Scheibes Kolumne: Interna aus der Redaktion!

Jeden Monat aufs Neue muss eine weitere Ausgabe von ZEHLENDORF.aktuell fertiggestellt werden. So mancher Leser fragt sich, was da wohl hinter den Kulissen des investigativen Lokaljournalismus so vor sich geht. Zunächst einmal: Ständig klingelt das Telefon, schlägt der Facebook-Messenger an, kommen E-Mails an und zeigt Whats­App neue Nachrichten an.

Meist ist der Tenor der Meldungen dieser: „Schreibt doch mal bitte über…“

Unser Problem: Wir wollen unbedingt hyperlokal bleiben. Aus diesem Grund können wir eben leider nicht über das drohende Aussterben der buntkarierten Schiffsbugmuschel aus der Kieler Förde berichten, auch wenn es gerade ganz Europa brennend interessiert. Auf der anderen Seite ist es auch kein Thema für uns, wenn eine Kita aus dem Einzugsgebiet einen neuen Wasserspielplatz bekommt. Weil das eben nur die Eltern der Kinder begeistert, die diese Kita bereits besuchen. Und deswegen den Spielbereich schon kennen.

Im Büro sitzen die Kolleginnen auf der linken Seite des Chefbüros. Ob der Tinitus im linken Ohr seinen Ursprung wohl in der weiblichen Schnellsprech-Tratsch&Klatsch-Dauerbeschallung aus dem Nachbarbüro hat? Auf jeden Fall bekomme ich sozusagen aus Versehen Dinge über die täglichen Probleme von Frauen mit, von denen Männer besser nie etwas hätten erfahren sollten. Eine spontane Errötung tritt auch nur bei dem kleinsten Gedanken an das Gehörte ein.

Eine wichtige Aufgabe der Damen im Alltag: Bitte keine Anrufe durchstellen, wenn gerade wichtige Artikel in der Mache sind. Der eine oder andere Anrufer schafft es aber doch immer wieder am östrogenen Schutzwall vorbei. Weil es ganz besonders dringend ist. Weil der Fortbestand des Universums davon abhängt. Und am Ende heißt es dann doch nur am anderen Ende der Leitung: „Könnten Sie es sich vorstellen, einen Wasserspender für Ihr Büro anzumieten? Für den Wartebereich? Wie, Sie sind nur ein kleines Team ohne Wartezimmer? Dann brauchen Sie den Wasserspender ja gar nicht.“ Wie schaffen es diese Jungs nur immer, jede Telefon-Firewall zu durchbrechen?

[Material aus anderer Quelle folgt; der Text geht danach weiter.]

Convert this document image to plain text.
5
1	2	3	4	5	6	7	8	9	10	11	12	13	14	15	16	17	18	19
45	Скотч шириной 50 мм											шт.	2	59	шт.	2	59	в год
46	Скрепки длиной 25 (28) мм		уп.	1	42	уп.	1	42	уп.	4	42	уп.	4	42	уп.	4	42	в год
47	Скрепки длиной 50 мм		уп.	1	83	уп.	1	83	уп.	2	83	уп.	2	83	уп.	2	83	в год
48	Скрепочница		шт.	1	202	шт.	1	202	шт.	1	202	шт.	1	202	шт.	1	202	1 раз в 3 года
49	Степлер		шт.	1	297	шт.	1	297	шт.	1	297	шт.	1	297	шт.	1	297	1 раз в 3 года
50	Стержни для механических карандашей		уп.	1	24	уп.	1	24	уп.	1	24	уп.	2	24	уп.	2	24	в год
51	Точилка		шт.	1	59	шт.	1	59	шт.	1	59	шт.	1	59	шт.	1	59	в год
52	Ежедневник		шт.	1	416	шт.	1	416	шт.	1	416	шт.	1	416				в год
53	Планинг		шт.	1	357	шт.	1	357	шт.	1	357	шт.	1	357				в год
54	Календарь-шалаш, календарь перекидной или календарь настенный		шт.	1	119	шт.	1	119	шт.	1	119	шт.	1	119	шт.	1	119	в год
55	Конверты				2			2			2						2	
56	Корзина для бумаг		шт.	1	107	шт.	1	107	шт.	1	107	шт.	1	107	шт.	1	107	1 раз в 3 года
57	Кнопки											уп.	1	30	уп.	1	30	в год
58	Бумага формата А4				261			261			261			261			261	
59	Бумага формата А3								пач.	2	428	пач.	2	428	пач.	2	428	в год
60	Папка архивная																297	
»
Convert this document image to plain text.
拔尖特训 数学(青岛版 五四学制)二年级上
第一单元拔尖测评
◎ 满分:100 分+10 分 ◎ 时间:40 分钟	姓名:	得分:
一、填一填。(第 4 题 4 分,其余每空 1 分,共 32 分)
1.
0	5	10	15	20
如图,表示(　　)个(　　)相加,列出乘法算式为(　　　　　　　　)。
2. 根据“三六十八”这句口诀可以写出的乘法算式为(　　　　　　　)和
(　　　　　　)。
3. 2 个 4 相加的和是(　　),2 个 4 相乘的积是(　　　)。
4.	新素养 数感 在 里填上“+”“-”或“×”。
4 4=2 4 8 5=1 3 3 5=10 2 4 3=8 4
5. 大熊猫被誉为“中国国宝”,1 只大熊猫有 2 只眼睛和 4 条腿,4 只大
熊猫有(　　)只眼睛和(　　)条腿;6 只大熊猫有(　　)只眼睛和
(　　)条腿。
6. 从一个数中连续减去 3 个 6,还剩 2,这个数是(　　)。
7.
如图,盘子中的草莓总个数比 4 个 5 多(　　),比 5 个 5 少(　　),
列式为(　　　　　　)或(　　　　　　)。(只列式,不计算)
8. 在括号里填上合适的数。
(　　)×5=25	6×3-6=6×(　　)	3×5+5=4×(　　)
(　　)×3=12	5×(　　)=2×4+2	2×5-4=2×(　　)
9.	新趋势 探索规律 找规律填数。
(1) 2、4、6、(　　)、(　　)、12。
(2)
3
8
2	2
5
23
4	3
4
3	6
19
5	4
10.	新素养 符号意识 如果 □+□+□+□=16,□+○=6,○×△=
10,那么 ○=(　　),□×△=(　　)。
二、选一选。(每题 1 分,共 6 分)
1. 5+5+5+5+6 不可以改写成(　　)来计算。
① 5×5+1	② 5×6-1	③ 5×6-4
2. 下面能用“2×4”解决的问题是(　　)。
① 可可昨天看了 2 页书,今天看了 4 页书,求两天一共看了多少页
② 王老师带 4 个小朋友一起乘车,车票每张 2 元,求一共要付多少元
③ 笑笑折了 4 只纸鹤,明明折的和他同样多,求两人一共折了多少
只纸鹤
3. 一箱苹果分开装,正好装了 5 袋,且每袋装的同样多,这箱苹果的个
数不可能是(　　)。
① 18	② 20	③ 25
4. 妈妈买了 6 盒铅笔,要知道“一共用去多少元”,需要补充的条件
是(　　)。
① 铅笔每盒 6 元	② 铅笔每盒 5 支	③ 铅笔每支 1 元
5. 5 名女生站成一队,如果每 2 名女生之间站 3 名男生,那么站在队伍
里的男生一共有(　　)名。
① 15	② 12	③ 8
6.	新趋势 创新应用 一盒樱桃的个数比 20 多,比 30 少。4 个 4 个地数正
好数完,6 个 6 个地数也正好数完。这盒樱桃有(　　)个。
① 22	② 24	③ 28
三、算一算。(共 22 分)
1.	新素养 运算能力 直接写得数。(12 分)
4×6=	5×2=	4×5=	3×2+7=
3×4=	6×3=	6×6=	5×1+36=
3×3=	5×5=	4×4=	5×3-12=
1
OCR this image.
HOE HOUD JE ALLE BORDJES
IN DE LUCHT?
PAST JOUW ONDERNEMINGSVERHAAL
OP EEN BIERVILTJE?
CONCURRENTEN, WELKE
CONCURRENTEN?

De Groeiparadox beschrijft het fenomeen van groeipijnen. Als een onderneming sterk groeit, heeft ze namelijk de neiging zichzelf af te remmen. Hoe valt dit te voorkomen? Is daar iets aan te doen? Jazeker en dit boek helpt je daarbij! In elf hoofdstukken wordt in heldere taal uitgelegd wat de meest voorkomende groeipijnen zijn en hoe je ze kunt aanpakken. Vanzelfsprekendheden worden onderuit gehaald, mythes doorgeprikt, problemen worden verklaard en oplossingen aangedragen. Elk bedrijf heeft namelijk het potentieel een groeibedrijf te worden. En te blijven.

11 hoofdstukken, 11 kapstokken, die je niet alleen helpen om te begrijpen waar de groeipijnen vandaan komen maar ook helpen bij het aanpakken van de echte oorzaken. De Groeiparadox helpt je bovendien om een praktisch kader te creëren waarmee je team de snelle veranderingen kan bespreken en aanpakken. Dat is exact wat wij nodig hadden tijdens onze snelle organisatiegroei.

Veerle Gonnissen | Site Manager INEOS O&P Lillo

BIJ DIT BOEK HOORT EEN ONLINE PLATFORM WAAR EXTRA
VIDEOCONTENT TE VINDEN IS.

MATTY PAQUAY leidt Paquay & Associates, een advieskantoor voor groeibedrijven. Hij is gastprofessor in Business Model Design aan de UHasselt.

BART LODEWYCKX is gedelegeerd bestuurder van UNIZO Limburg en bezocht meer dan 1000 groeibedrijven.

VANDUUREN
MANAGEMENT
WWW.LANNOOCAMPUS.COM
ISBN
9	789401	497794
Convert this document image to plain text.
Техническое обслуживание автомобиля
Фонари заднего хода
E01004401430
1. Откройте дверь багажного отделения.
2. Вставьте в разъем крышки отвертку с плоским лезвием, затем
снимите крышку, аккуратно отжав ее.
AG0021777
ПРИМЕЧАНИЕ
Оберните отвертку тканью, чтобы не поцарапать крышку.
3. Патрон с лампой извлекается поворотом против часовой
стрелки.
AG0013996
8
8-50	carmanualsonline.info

Etwa die Hälfte der Zeit in einer Woche bin ich unterwegs – Recherchen durchführen. Böse Zungen behaupten, die Recherchen würden ja doch nur aus Restaurantbesuchen und Probe-Essen bestehen. Was nicht stimmt. Oft bin ich auf dem Motorroller „on tour“, weil ich hier auch bei großen Events immer noch einen nahen und damit laufarmen Parkplatz finde. Leider fährt der Roller nur knapp 50 Stundenkilometer. In der Großstadt reicht das völlig aus. Bei der Fahrt durch den Wald kann ich aber jeden Baum einzeln zählen, so quälend langsam brummt das Zweirad. Am Ende muss ich mir trotzdem die zermatschen Fliegen von den Zähnen kratzen.

Vor Ort habe ich ein großes Problem: Ich erkenne Menschen, die ich schon einmal interviewt habe, oft nicht wieder. Das bedeutet: Ich erkenne sie, aber weiß den Namen nicht mehr, wenn sie nicht in ihrem natürlichen Habitat in ihrer normalen Dienstkleidung auftauchen. Der KFZ-Meister ohne Blaumann auf einem Straßenfest oder der Zahnarzt ohne Kittel in einem Restaurant – schon lege ich mir die Karten. Während mir die Schweißperlen von der Stirn rinnen, denke ich intensiv nach und durchblättere im Gehirn mein Adressbuch, während ich im Gespräch so tue, als wüsste ich längst Bescheid, wer mir da gerade jovial auf die Schulter geklopft hat.

Die neue DSVGO hat bei den Menschen Ängste geschürt. Interviews und Zitate bekomme ich auf lokalen Events meist ohne Probleme. Auf einmal heißt es aber – bitte ohne Namen. Und ohne Foto. Wegen der Datenschutzverordnung. Was ist denn so schlimm daran, in der Presse zu erscheinen? Freundliche Gesichter sind das Salz in der Suppe einer jeden Reportage.

Am Ende gelingt es doch immer wieder, ein neues Heft zu füllen. Während der Drucker Überstunden schiebt, um die Termine zu halten, die wir wegen verspäteter Abgabe gefährden, frönen wir schon längst dem erschöpften Büroschlaf. Doch der Drucker bekommt seine späte Rache: Meistens klingelt die Spedition mit den neuen Paletten genau in der Sekunde vor Bürobeginn, wenn ich gerade unter der Dusche stehe. (Carsten Scheibe, Foto: Tanja M. Marotzke)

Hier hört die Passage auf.